Al igual que con la religión, las ciencias hoy en día están atravesadas por agendas políticas e intereses personales y comerciales. Tan así es que se celebra la funesta alianza universidad-empresa como algo deseable. Y es paradójico, pues la ciencia, como la religión, es manipulada constantemente por sus administradores.
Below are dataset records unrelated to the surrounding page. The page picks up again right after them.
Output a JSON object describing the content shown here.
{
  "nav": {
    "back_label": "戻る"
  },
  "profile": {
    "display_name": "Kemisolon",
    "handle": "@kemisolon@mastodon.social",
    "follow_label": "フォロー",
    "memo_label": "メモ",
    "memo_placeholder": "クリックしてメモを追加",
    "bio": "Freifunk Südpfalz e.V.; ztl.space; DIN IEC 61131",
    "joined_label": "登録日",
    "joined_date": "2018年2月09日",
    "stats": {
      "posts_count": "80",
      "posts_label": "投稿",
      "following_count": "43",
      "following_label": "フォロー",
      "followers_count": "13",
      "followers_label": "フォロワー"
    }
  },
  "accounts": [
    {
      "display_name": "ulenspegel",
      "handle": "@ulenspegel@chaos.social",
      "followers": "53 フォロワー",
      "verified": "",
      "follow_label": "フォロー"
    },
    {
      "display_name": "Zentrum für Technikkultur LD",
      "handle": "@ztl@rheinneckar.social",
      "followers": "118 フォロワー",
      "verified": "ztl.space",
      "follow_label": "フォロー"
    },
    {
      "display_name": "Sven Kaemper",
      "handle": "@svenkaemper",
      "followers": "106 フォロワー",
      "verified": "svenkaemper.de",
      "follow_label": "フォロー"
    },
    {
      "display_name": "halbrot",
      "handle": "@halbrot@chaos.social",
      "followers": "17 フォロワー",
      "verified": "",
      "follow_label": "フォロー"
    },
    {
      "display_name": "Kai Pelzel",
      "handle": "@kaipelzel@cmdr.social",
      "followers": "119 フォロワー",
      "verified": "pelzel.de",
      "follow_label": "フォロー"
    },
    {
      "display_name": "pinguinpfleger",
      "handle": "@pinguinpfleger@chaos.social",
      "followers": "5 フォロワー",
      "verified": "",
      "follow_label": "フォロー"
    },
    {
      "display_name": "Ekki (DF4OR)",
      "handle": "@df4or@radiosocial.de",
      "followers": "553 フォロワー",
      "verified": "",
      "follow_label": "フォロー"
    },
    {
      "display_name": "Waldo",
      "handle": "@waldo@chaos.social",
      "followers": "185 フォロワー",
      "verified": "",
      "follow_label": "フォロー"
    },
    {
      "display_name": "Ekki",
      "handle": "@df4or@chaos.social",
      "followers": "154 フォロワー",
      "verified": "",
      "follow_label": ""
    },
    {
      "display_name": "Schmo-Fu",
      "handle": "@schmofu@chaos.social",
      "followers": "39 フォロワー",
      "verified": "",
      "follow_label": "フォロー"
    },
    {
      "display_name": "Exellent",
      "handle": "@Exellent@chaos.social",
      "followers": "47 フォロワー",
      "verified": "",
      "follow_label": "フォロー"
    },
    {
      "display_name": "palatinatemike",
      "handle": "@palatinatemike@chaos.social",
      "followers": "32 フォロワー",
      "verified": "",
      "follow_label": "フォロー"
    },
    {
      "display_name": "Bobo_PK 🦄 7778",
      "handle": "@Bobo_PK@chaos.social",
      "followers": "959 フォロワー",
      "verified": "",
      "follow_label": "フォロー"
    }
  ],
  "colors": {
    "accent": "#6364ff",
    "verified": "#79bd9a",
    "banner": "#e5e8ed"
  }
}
Una ciencia que día a día es más amoral y despilfarradora, destinada a trabajar para cumplir con la demanda de tecnologías fútiles, programadas para volverse obsoletas; una ciencia que fomenta y financia investigaciones intrascendentes (¿cuánto se critica el boato y el lujo de la Iglesia y nada se dice sobre el costo absurdo de descubrir el bosón de Higgs, por ejemplo, que no tiene un fin práctico?); una ciencia que, al igual que la Iglesia y sus secretos, tiene grupos de poder inaccesibles llamados pares académicos, sacerdotes del conocimiento práctico y estandarizado; una ciencia constreñida y corrompida por índices de citación y demás neoescolasticismos académicos que garantizan forma y no fondo, y, finalmente, una ciencia que es nicho de poder de intelectuales y académicos, quienes aíslan el conocimiento del público inventando conceptos enrevesados y lenguajes mágico-místicos a los cuales tan sólo unos pocos iniciados pueden acceder, manipulando fieles como antaño hacía la Iglesia medioeval con el latín, para seguir regodeándose en sus prerrogativas.

Hemos trasladado nuestra fe en la religión a la ciencia, y así como hasta hace no mucho había asuntos religiosos incuestionables, que lo eran por razón de la infalibilidad de quienes los decían, hoy el método científico, pero sobre todo sus defensores fundamentalistas, posee esa carga de infalibilidad, sin tener en cuenta que, al igual que con el método religioso o cualquier método, son personas quienes administran, y las personas fallamos. La crítica gratuita y global de la religión es, en manos de estos intelectuales, apenas una pose para satisfacer egos y darse palmadas en la espalda entre ellos.

Mal ejemplo dan nuestros intelectuales, que quizás deberían debatir más entre sí las ideas elevadas y racionales que tanto les gustan, ignorando el mal de la religión, para hacer de este un mundo mejor.